Il vaut mieux ralentir, sinon on va s’effondrer.


Qu’elle est belle,
La vie de bradype !
Avec calme,
On vit lentement.
Le monde en nous imitant
Changerait en un instant.
Mais finalement,
Dites-moi : qu’y a-t-il de si urgent ?
Qu’elle est belle
La vie de bradype,
Scoubidou, ha !
Scoubidou, ha !
Dites-nous, quelle urgence, déjà,
Il y a ?


Je connais les tigres, les crocodiles féroces, Greuh !
Des animaux intelligents, tous stressés ! Euh... euh... euh... euh...
Mais pour vivre jusqu’à cent ans, il faut le vouloir.
Laissez tomber les soucis et vivement le soir !
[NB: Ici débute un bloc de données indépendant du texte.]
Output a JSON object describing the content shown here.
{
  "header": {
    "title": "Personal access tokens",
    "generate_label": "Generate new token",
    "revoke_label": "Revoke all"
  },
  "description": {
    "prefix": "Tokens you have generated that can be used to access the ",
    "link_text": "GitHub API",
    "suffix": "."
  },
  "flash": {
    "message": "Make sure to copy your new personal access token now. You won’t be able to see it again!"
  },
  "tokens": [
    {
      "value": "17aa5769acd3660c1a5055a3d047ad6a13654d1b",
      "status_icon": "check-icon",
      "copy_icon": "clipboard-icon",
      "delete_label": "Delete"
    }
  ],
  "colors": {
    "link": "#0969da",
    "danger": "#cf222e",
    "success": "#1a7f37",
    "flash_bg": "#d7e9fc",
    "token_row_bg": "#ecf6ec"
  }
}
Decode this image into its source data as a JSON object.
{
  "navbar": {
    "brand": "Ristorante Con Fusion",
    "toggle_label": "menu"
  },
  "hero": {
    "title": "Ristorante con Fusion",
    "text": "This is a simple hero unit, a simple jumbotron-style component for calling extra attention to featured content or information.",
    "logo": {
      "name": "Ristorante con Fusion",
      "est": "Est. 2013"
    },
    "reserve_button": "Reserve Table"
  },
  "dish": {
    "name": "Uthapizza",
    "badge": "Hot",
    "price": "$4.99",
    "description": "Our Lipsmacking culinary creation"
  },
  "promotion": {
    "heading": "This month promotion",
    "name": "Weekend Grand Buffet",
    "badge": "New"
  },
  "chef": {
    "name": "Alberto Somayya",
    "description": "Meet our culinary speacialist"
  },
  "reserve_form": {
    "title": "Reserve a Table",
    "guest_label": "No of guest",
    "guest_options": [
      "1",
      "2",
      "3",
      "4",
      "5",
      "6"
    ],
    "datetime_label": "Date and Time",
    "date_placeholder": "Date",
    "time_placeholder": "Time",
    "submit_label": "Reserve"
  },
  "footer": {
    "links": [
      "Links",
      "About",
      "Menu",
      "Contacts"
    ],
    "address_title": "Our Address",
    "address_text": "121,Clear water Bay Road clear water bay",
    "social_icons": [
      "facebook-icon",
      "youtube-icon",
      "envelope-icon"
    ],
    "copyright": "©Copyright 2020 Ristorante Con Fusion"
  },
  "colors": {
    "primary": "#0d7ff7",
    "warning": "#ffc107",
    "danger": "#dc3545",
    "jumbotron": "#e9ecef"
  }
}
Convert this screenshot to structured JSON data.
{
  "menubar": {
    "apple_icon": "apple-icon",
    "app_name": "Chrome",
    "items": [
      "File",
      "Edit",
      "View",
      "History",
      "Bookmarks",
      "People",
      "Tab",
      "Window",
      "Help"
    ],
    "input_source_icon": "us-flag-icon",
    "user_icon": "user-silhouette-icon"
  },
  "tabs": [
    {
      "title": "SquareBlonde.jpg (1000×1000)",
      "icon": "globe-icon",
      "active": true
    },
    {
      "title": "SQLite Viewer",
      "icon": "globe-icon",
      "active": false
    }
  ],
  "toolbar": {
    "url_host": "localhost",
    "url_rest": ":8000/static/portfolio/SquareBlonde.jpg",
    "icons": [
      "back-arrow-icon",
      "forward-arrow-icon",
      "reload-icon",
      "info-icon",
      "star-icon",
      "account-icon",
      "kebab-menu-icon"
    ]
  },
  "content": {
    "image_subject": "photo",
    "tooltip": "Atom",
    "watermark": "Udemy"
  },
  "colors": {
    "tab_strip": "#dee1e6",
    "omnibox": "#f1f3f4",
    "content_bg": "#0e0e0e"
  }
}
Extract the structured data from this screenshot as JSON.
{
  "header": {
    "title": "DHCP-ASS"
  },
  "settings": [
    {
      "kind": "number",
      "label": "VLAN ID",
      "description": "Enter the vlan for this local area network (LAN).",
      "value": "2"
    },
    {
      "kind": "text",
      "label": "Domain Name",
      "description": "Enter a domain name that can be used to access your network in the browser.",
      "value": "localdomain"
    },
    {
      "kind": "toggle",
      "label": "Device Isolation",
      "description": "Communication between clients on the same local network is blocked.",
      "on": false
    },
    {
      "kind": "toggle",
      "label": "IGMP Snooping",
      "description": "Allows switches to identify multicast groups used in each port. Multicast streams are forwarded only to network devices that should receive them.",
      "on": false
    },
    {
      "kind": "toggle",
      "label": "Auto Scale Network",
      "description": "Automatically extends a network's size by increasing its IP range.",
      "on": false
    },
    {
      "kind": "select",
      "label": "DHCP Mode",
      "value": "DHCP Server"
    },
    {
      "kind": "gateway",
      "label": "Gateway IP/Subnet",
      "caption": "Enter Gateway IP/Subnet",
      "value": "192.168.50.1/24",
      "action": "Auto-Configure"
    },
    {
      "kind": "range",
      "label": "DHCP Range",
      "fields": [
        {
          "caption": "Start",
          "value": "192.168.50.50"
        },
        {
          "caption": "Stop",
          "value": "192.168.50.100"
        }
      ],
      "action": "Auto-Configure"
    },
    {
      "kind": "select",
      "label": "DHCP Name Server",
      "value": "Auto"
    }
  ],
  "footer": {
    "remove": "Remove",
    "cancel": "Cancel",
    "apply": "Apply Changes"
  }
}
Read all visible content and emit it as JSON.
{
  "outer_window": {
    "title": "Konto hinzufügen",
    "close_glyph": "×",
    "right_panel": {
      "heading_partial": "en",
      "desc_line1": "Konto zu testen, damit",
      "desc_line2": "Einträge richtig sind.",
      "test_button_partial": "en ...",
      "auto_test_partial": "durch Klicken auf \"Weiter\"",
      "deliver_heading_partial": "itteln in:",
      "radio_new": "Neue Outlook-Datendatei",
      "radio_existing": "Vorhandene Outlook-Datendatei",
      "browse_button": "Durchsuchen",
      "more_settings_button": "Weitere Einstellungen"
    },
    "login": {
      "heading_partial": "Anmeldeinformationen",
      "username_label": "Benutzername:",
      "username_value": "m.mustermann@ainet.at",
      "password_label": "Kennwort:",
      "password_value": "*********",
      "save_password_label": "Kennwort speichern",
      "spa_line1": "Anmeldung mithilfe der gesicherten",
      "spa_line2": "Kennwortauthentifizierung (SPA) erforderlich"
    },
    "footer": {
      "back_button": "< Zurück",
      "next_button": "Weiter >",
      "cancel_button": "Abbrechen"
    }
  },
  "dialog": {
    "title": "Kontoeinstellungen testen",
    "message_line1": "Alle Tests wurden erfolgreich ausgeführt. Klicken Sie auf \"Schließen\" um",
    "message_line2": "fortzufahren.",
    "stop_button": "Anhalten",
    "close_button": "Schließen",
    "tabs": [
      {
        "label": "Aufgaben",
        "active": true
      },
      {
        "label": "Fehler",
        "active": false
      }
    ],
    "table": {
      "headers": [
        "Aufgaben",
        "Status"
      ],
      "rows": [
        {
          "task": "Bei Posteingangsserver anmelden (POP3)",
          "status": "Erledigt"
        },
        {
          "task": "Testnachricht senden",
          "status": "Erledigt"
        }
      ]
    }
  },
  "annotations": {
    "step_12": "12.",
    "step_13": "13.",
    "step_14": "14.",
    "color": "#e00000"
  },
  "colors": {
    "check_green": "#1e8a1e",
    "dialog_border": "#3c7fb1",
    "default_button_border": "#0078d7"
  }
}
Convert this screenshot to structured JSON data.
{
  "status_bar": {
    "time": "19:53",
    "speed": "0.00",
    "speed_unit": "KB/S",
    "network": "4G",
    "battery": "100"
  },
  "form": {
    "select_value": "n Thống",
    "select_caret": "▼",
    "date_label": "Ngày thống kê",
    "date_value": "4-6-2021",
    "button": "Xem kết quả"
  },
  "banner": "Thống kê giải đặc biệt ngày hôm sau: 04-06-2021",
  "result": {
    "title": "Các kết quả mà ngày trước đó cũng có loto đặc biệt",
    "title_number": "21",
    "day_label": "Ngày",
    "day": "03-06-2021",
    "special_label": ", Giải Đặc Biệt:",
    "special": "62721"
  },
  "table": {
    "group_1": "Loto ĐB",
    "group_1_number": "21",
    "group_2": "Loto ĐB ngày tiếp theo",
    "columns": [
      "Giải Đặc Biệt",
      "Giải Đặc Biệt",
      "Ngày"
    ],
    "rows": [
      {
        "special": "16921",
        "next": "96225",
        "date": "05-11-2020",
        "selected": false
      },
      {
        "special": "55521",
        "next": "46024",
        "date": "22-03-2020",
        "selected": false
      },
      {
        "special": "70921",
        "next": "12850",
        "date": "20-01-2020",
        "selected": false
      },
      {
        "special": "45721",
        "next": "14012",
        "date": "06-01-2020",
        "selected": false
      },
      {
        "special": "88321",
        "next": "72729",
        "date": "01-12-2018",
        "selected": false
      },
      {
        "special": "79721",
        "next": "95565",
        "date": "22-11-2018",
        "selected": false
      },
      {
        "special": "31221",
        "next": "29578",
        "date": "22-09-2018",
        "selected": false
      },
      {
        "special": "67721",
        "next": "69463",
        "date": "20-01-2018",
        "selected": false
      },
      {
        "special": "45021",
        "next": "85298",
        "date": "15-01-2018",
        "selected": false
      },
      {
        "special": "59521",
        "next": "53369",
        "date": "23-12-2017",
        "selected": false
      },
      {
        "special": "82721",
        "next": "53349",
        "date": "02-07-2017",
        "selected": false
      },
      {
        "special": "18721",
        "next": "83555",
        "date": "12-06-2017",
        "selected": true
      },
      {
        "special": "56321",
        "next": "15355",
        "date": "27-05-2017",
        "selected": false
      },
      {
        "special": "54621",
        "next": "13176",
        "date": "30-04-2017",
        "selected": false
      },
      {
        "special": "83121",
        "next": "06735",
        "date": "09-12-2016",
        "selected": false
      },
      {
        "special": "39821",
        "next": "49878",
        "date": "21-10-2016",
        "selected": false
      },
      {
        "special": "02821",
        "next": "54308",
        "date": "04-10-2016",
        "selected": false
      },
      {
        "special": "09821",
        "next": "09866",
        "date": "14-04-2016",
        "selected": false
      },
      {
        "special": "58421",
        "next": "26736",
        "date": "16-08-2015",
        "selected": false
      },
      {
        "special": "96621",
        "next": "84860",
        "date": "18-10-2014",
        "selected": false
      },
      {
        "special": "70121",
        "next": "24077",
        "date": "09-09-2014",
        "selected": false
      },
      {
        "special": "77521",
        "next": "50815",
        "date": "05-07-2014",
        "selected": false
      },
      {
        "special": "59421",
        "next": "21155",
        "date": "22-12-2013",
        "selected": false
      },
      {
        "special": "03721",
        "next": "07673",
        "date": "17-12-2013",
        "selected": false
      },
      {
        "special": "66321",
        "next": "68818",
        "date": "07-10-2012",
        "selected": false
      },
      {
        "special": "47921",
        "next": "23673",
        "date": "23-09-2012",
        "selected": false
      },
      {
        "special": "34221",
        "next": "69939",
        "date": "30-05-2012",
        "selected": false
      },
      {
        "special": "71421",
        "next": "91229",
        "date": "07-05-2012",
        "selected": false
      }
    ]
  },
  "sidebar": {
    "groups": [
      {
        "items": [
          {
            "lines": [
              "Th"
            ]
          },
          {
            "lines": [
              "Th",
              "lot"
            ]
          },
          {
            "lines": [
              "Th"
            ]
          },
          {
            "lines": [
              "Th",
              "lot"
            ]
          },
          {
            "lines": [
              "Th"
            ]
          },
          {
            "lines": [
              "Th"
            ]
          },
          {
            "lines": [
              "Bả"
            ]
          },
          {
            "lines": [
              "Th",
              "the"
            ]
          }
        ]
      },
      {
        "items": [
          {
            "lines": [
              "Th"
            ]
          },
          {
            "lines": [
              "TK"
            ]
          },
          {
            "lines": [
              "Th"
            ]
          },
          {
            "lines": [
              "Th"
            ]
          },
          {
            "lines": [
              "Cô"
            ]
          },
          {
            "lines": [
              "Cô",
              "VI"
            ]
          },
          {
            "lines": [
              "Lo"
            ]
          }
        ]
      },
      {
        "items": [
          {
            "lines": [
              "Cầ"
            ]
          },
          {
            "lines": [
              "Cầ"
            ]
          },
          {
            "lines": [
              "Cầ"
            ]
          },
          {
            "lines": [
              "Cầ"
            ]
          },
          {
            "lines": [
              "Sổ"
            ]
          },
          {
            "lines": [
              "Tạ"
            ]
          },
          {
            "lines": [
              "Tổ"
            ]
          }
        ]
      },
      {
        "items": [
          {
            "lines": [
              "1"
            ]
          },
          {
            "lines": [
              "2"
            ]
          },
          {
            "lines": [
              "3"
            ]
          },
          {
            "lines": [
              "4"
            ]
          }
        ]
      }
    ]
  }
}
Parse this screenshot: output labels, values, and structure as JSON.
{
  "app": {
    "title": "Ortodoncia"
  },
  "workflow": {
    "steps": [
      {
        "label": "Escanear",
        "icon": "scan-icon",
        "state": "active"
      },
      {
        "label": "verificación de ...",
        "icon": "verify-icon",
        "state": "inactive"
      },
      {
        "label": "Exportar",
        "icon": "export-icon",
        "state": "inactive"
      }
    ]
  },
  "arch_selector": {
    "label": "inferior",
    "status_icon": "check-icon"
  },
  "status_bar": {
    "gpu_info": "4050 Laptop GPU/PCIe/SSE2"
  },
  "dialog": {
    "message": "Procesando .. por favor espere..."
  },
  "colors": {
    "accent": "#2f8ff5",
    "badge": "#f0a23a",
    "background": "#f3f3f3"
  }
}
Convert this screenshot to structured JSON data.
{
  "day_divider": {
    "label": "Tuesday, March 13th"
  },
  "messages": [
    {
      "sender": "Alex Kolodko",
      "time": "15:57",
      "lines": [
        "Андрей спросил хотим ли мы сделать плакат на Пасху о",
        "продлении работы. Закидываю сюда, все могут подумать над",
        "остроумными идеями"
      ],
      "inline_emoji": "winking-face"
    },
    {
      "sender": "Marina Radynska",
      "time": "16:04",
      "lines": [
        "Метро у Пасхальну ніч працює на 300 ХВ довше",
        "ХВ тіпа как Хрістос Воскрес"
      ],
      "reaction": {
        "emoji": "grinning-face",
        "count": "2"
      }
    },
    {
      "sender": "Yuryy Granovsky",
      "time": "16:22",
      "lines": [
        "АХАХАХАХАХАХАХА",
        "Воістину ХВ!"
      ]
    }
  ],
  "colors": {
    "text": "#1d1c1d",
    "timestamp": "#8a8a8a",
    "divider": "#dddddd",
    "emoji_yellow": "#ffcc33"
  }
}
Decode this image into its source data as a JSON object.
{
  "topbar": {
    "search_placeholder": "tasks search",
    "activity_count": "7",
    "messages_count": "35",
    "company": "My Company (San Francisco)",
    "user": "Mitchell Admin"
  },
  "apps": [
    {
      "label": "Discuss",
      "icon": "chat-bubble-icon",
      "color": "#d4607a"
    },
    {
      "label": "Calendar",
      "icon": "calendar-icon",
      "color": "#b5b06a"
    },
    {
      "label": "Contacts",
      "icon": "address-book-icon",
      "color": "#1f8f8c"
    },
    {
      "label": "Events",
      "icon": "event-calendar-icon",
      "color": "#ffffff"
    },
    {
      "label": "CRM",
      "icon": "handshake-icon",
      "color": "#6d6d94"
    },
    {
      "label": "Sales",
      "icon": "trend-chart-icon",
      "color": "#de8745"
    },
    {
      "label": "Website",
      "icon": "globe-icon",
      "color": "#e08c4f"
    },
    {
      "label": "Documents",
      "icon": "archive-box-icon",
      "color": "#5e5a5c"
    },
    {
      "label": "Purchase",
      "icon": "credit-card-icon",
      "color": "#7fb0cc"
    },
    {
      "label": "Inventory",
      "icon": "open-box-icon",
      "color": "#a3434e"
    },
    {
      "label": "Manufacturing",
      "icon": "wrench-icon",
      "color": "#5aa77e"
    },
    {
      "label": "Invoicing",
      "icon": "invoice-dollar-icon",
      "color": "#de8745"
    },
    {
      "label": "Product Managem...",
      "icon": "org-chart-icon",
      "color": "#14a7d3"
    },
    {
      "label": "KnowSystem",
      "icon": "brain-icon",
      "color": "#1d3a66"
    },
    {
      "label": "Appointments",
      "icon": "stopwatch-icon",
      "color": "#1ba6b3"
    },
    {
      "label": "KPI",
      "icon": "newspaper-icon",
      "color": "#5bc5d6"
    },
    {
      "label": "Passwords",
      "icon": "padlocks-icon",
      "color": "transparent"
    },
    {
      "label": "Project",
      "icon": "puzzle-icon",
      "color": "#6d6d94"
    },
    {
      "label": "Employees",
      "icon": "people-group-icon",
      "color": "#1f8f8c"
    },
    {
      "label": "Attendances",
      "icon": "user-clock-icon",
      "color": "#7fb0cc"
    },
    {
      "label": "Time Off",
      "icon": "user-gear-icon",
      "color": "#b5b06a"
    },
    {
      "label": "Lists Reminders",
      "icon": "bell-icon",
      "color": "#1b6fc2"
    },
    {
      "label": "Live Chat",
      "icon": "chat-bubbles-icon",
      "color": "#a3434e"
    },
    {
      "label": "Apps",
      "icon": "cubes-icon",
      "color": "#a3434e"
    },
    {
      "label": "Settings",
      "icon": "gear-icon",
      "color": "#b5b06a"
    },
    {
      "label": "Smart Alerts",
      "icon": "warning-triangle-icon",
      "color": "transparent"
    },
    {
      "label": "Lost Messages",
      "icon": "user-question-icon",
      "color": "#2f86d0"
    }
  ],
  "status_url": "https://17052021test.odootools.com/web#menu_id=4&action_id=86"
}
Qu’on se couche ! Scoubidou, ha !
Qu’on se couche ! Scoubidou, ha !
Qu’on se couche ! Scoubidou, ha !
Qu’on se couche ! Scoubidou, bidou, ha !


Qu’elle est belle,
La vie de bradype !
Avec calme,
Jamais on ne se presse.
Quelle délicatesse,
On freine à l’avance,
Mais dites-moi : quelle urgence ?


On bouge en douceur
En suivant les battements du cœur ;
On vit tout tranquillement,
Lentement, doucement, mais sûrement.


Scoubidou, ha ! Scoubidou, ha !
Scoubidou, ha ! Scoubidou, ha !
Scoubidou, ha ! Scoubidou, ha !
Scoubidou, ha ! Scoubidou, bidou, ha !


Qu’elle est belle, Scoubidou, ha ! Scoubidou, ha !
La vie de bradype, Scoubidou, ha !
Qu’elle est belle, Scoubidou, ha ! Scoubidou, ha !
On freine tout le temps, Scoubidou, ha ! Scoubidou, ha !
Le monde en nous imitant
Changerait en un instant.
Mais finalement,
Dites-moi qu’y a-t-il de si pressé ?
Pourquoi vous êtes si pressés ?
Pourquoi vous êtes si pressés ?
Car elle est belle
La vie de bradype,
Après tout, dites-moi pourquoi vous êtes si pressés,
Dites-nous pourquoi vous êtes si pressés.


Dites-vous : « Quelle urgence déjà,
Il y a ?!? »
Scoubidou, ha !
« Quelle urgence déjà, il y a ?!? »
Scoubidou, bidou, ha !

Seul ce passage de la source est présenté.